I had a chance to watch Carmichael practice down in Mobile at the Senior Bowl. He stood out from my perspective because of his speed playing the vertical route tree, attention to technique and his overall competitive attitude throughout the week of practice. A physical football player—and something you expect with any defensive back coming out of Frank Beamer’s program at Virginia Tech.
Today, let’s look at Carmichael’s interception vs. Georgia Tech and break it down with the video replay and some detailed coaching points.
1. Split and release of the WR: Why does Carmichael get a hard inside release in this situation from the WR? Look at the pre-snap alignment. With the ball on the near hash and WR aligned outside of the numbers, there are only two route concepts with an outside release: fade and comeback.
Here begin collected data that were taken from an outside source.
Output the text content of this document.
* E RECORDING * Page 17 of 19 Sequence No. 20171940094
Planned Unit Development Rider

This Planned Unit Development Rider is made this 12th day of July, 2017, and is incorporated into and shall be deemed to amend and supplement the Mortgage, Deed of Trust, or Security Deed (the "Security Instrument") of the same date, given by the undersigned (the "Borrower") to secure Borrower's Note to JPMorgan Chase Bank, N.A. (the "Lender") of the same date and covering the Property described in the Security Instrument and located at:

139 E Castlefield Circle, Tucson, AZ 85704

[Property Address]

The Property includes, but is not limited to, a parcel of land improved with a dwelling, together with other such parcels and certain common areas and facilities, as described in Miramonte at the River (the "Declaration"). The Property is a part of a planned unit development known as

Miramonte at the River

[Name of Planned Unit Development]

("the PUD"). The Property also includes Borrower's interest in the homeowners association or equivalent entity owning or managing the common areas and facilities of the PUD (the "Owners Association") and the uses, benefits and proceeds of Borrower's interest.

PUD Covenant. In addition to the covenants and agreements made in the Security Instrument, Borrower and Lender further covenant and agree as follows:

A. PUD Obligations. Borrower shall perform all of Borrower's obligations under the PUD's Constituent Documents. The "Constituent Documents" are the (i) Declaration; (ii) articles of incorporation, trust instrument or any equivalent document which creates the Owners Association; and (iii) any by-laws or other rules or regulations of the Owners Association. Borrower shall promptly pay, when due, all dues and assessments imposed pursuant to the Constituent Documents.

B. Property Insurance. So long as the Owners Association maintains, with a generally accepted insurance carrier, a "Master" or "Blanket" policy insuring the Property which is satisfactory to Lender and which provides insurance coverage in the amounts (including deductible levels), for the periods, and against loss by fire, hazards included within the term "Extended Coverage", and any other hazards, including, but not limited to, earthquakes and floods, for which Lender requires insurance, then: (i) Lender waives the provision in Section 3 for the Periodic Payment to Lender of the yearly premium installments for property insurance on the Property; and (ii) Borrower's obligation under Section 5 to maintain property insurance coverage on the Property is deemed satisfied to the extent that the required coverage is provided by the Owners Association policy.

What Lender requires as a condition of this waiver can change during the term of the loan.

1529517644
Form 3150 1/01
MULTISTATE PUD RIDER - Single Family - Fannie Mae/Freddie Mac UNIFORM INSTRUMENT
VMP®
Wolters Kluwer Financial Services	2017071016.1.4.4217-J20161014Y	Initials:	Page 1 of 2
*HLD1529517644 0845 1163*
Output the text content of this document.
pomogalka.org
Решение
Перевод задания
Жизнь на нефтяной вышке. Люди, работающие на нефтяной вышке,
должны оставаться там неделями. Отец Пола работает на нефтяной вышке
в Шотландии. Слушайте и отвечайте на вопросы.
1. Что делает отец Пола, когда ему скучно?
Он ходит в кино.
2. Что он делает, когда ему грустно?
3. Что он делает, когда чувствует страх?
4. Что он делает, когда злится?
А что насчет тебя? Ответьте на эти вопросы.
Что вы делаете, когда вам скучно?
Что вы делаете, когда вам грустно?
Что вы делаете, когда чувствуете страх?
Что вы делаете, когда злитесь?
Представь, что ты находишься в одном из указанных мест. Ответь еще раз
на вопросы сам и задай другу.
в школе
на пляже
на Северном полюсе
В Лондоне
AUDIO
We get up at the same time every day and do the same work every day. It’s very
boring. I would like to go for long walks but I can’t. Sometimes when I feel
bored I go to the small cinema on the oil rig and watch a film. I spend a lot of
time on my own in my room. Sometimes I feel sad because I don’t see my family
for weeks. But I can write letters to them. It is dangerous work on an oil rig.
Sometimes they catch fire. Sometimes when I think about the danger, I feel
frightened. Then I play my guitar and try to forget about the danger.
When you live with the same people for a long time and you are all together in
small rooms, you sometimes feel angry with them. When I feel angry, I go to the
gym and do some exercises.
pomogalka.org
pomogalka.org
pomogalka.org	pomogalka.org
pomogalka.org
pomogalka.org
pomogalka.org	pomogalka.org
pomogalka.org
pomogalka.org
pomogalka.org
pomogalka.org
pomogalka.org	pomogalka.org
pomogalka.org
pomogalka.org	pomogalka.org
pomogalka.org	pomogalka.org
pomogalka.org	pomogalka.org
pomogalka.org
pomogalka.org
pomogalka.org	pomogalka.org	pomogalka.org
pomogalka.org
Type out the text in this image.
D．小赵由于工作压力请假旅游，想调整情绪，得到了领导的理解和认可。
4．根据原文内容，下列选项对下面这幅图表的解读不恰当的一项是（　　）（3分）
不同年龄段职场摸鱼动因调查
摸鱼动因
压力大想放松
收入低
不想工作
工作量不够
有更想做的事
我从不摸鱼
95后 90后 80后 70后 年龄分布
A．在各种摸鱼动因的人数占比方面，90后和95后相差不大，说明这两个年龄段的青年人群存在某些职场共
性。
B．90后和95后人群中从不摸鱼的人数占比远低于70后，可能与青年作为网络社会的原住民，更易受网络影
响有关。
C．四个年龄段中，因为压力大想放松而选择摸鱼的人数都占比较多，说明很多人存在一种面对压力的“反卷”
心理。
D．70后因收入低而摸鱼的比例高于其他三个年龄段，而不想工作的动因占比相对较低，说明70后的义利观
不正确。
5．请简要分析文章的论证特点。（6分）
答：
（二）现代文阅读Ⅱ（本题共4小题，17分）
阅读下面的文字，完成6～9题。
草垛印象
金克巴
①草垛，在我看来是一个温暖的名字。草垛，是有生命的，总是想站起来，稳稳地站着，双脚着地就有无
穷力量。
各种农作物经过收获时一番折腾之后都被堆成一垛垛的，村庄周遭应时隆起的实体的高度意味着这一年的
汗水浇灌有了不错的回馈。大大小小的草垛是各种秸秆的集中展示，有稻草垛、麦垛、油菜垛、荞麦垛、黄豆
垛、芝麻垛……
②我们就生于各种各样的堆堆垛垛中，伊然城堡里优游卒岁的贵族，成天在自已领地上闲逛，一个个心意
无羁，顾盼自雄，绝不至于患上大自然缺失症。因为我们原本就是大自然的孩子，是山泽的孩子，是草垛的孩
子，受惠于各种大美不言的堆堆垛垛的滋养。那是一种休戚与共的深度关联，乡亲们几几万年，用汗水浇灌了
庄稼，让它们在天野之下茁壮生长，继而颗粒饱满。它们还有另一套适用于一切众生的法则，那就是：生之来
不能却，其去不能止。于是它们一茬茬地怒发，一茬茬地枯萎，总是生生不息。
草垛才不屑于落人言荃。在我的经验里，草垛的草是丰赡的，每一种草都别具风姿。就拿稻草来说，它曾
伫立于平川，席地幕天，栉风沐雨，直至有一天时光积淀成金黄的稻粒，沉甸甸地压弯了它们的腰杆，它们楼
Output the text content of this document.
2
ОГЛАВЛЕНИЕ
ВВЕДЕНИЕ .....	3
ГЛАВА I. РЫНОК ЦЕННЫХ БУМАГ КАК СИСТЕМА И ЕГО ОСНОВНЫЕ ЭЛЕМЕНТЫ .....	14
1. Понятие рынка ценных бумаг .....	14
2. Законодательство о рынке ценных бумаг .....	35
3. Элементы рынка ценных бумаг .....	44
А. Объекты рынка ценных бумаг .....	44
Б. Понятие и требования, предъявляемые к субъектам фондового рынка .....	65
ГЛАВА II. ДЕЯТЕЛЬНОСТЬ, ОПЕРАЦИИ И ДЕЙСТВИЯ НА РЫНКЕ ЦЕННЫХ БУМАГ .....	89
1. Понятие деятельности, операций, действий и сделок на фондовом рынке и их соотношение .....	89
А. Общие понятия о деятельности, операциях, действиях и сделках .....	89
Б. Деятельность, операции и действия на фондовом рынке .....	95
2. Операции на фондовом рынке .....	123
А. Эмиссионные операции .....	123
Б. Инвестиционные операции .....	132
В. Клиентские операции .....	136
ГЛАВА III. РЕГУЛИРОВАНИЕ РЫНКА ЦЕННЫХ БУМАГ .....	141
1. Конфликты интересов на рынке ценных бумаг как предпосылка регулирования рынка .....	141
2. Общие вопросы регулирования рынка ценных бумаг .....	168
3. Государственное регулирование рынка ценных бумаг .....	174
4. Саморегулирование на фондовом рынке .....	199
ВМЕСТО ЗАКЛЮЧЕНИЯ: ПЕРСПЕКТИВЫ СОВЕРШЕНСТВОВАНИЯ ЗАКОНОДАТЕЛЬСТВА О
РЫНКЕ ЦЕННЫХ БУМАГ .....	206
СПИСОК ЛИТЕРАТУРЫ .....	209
That’s it given the amount of room to work with. The WR has to release hard to the inside, stem his route vertically up the field and create space to run the 7 cut to the corner of the end zone.
ICONCarmichael's technique at the point of attack allows him to locate the ball.
2. Play to your leverage: Look at the safety in the middle of the field. This is a Cover 1 scheme. Slide your feet laterally on the release, get your hands on the WR in a press-alignment and maintain outside leverage. Yes, I would like to see Carmichael drive to the hip of the WR after the initial jam. That is the proper technique to coach. However, by using the FS and playing to the outside, he can get back into an underneath trail position on the WR. Proper leverage always gives you a chance to make a play.
3. Recover to the hip: Recovery speed is one thing (which Carmichael has), but the angle to the WR is more important from a coaching perspective. Now that Carmichael is essentially playing a 2-Man technique (man-under), he has to take an up field angle that puts him back “in-phase” (on the bottom hip) with the WR. Crucial to giving yourself an opportunity to make a play on the ball.
4. Find the ball: Too often we see defensive backs panic at the point of attack and fail to locate the football. Not in this situation. Because Carmicahel is in the proper position, he can use a “head whip” technique, gets his eyes back to the QB and take the ball away. Big time play given the situation of the game. Exactly what you want to see as a talent evaluator—a DB finishing the play.